Single and multi-crop species disease detection using ITSO based gated recurrent multi-attention neural network

Diseases of crop plants pose a serious danger to agricultural output and progress. Predicting the onset of a disease outbreak in advance can help public health officials better manage the pandemic. Precision agriculture (PA) applications rely heavily on current information and communication technologies (ICTs) for their contribution to long-term sustainability. Preventative measures against plant diseases require accurate early disease prediction in order to be effective. The current computer vision-based illness detection technology can only detect the disease after it has already manifested. This research intends to provide a deep learning (DL) method for early disease attack prediction using Internet of Things (IoT) directly sensed environmental factors from crop fields. There is a robust relationship between environmental factors and the life cycles of plant diseases. Disease incidence in plants can be forecast based on environmental variables in the crop field.
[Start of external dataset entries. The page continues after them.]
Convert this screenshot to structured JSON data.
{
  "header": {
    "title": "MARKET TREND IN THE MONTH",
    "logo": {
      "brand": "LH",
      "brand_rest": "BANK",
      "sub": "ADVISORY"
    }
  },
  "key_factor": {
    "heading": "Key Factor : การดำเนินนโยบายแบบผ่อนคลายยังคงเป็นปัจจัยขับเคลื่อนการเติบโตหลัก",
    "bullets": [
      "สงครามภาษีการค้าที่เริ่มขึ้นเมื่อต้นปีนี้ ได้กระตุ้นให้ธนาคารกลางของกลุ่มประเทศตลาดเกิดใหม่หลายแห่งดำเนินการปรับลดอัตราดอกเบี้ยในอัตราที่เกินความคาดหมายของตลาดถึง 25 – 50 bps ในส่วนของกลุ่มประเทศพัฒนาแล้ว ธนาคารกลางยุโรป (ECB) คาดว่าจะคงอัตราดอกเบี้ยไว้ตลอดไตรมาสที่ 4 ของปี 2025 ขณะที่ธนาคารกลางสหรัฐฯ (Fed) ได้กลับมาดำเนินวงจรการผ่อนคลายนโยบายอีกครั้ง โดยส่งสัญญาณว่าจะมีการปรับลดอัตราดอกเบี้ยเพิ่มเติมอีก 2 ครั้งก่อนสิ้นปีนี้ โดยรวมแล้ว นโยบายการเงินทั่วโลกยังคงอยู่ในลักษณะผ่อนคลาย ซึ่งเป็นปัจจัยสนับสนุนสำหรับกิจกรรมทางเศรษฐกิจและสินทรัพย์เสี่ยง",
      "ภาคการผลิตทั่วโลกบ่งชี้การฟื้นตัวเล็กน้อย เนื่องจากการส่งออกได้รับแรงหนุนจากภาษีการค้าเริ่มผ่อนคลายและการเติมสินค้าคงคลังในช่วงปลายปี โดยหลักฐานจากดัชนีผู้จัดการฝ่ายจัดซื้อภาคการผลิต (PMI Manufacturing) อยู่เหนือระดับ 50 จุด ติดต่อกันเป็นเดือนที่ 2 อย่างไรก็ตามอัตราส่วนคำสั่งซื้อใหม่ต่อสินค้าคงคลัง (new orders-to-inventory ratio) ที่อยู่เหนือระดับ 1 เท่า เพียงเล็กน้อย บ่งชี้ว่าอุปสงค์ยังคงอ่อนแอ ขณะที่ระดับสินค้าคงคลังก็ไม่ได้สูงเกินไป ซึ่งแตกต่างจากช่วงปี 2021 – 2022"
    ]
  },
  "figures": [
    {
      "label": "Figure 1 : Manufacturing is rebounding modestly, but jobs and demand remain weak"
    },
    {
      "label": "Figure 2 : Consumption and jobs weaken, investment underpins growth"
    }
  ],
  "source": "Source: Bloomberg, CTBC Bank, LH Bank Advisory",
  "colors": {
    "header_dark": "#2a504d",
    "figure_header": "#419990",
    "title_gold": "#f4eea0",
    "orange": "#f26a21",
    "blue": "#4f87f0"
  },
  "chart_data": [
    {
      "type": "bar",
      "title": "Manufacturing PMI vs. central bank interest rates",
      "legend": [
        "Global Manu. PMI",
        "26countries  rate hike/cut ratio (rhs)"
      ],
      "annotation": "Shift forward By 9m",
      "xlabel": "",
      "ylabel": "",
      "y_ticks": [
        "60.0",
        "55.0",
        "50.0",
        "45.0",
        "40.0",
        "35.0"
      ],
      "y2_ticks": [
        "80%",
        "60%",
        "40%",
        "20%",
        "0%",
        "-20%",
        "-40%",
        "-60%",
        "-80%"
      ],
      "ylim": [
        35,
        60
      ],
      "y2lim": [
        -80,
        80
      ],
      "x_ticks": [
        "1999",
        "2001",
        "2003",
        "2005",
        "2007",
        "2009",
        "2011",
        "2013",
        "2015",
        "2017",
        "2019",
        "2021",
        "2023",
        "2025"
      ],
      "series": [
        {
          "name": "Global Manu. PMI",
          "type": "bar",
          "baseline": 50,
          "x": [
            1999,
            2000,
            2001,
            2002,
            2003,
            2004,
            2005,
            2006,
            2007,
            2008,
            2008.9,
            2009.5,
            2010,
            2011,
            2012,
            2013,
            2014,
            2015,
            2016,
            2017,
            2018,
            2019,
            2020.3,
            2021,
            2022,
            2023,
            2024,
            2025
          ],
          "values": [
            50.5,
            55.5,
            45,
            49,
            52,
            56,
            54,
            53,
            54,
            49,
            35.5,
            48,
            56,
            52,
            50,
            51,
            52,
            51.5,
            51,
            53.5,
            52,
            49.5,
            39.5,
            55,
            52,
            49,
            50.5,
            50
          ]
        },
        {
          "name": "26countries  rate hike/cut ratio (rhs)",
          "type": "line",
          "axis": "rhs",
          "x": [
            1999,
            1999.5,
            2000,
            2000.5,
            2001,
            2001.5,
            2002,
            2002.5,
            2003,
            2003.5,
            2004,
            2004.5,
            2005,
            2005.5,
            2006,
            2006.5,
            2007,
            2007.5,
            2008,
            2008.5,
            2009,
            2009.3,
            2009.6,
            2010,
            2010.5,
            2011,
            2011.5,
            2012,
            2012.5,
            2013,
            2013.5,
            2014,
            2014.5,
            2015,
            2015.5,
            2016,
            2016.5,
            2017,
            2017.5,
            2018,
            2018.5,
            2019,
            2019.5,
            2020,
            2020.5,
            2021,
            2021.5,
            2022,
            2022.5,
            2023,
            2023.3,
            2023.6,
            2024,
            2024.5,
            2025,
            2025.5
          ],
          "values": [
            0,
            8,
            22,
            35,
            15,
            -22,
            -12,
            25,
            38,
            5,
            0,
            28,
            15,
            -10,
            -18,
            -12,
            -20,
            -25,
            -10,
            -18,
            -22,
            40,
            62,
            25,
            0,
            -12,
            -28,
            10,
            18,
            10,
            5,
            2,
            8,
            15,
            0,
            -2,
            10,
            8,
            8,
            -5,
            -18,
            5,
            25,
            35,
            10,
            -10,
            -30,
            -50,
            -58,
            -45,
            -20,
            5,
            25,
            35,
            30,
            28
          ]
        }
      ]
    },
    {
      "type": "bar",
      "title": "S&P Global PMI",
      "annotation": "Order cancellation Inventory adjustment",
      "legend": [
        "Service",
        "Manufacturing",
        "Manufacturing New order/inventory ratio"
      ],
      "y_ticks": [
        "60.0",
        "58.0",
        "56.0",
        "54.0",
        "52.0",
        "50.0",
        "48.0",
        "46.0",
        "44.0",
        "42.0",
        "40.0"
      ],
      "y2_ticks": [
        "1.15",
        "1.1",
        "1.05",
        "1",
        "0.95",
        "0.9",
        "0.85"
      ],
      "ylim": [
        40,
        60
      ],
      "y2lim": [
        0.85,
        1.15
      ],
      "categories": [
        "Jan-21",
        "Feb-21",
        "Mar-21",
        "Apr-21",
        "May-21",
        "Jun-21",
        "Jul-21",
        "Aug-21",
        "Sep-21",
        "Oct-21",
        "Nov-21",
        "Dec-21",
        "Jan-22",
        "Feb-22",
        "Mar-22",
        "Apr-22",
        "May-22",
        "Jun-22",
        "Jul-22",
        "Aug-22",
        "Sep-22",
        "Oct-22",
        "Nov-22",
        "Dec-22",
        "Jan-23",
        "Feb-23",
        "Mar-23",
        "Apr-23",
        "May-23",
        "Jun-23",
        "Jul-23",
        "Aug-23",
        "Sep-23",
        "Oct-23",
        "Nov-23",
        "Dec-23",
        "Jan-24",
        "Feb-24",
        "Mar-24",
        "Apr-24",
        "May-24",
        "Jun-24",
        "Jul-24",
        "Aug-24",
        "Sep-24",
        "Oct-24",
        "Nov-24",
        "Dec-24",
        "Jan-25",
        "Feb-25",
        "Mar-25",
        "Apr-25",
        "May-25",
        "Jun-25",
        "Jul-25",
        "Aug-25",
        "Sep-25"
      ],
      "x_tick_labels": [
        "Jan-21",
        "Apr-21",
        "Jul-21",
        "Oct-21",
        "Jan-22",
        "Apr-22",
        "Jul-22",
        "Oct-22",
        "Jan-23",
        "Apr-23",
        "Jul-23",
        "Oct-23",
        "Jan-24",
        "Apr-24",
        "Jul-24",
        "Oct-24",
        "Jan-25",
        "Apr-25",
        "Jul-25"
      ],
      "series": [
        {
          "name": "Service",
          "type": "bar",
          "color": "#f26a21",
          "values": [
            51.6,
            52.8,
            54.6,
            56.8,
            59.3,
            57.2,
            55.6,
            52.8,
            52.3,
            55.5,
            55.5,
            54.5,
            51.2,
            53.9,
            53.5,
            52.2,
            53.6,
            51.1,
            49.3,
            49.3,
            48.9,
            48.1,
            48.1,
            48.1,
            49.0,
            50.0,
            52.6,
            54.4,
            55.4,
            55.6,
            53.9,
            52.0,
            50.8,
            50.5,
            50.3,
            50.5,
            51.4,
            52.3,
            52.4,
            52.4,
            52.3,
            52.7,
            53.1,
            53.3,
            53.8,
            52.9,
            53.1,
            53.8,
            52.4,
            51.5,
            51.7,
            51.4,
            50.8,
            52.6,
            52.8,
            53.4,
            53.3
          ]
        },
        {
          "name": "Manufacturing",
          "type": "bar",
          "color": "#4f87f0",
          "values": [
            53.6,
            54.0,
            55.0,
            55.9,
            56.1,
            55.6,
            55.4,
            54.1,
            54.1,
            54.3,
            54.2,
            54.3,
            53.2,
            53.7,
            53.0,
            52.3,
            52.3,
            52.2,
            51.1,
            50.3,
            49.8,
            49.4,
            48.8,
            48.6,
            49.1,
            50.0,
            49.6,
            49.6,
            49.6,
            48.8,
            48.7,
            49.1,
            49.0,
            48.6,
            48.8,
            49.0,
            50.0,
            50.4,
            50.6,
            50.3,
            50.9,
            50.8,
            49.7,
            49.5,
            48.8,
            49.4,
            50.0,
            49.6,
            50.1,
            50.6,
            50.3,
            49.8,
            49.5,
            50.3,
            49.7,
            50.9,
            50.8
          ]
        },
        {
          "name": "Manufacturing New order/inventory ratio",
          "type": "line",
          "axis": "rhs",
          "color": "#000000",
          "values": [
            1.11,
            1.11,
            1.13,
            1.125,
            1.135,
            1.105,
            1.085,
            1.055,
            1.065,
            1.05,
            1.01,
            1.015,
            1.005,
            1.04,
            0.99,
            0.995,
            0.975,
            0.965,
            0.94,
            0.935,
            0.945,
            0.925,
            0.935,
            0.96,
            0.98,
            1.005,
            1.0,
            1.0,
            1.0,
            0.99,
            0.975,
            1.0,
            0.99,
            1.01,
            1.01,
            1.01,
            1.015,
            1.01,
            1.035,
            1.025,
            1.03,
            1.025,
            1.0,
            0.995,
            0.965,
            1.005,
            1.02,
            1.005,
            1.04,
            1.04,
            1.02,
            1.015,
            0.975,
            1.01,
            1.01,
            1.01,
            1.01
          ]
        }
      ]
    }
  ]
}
In order to solve these issues, the research presented here suggests using a gated recurrent multi-attention neural network (GRMA-Net). The study uses multilevel modules to zero down on informative areas in order to extract additional discriminative features, as informative characteristics tend to appear at various levels in a network. In order to capture long-range dependence and contextual interaction, these characteristics are first organised as spatial sequences and then input into a deep-gated recurrent unit (GRU). Finally, an enhanced version of the Tunicate swarm optimisation model (ITSO) is used to pick the best values for the model’s hyper-parameters. Four public datasets representing a wide range of crop types are used to assess the model’s efficacy. Some of these databases cover numerous crop species, like PlantVillage (38 categories), while others focus on a single crop, such as Apple (4), Maize (4), or Rice (5). The experimental findings show that the system achieves 99.16% accuracy in identifying agricultural diseases, which is higher than the accuracy of other current deep-learning approaches.